Jared Speck, Vanderbilt University

Abstract: I will discuss my ongoing program on shock formation in solutions to the 3D compressible Euler equations with non-trivial vorticity and entropy. The program is based on a new formulation of the equations exhibiting miraculous geo-analytic structures, including I) A sharp decomposition of the flow into geometric “wave parts” and “transport-div-curl parts;” II) Null form source terms; III) Structures that allow one to propagate one additional degree of differentiability (compared to standard estimates) for the entropy and vorticity; and IV) Additional structures that allow one to localize the analysis in spacetime. We were inspired to search for such a formulation by Christodoulou’s groundbreaking 2007 monograph on shock formation for relativistic Euler solutions in irrotational and isentropic regions. I will then describe how the new formulation can be used to derive sharp results about the dynamics, with a special focus on stable shock formation without symmetry.
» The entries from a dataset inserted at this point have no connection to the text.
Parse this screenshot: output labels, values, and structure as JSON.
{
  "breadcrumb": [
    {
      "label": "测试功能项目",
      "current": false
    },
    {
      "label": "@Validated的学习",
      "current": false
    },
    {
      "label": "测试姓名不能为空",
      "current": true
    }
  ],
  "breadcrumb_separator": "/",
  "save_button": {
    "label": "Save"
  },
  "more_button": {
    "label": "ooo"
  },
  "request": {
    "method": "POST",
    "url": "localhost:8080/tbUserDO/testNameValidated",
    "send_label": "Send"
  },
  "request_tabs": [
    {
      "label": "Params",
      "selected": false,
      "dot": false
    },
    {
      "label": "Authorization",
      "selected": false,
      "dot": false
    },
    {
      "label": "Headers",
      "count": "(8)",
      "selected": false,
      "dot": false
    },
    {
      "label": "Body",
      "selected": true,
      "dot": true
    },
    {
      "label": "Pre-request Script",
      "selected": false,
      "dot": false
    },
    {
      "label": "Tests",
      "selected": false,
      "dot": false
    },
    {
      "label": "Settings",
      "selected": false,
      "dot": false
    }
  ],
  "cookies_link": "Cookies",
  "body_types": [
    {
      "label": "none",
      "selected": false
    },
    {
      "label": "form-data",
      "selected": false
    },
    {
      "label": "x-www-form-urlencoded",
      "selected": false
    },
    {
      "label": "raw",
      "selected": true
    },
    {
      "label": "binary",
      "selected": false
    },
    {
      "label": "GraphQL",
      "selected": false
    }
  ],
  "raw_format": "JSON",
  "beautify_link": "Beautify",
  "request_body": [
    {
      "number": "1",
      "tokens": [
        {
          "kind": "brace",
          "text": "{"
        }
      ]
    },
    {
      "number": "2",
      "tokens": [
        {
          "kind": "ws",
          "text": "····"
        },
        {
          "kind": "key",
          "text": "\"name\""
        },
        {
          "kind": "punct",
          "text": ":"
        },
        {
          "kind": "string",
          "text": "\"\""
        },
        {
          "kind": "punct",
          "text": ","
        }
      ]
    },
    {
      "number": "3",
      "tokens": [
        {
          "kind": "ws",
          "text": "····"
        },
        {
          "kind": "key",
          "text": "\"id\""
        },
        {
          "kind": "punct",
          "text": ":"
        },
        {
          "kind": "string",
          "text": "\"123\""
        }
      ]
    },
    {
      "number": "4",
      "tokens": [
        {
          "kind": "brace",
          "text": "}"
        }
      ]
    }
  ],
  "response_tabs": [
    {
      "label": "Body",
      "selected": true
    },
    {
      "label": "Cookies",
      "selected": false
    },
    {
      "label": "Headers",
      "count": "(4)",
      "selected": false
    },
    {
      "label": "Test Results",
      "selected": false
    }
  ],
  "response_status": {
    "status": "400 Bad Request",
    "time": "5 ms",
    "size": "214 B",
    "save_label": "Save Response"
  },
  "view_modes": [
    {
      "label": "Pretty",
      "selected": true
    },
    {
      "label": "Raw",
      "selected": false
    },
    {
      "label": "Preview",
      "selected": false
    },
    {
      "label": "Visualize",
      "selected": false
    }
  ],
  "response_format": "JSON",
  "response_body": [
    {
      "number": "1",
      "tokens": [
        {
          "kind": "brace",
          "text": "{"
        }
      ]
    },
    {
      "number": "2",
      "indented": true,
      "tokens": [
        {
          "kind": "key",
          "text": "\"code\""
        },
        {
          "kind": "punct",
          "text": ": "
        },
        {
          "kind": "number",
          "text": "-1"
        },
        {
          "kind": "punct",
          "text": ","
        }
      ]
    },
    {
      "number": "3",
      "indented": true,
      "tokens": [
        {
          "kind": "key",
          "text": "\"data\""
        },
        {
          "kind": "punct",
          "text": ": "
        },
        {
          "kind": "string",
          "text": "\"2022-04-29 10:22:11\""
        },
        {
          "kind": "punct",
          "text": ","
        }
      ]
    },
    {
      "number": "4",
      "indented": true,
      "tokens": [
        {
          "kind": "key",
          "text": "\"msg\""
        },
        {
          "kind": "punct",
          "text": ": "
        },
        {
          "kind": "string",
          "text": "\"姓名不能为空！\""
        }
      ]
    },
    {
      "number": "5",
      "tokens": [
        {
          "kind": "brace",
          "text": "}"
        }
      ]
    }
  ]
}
In this context, I will discuss my recent work on the structure of the shock singularity at the time of first blowup as well as my forthcoming work on the structure of the maximal development. I will emphasize the role that nonlinear geometric optics plays in the framework and highlight how the new formulation allows for its implementation. Finally, I will connect the new formulation to the broader goal of obtaining a rigorous mathematical theory that models the long-time behavior of solutions that can develop shocks. Various aspects of this program are joint with L. Abbrescia, J. Luk, and M. Disconzi.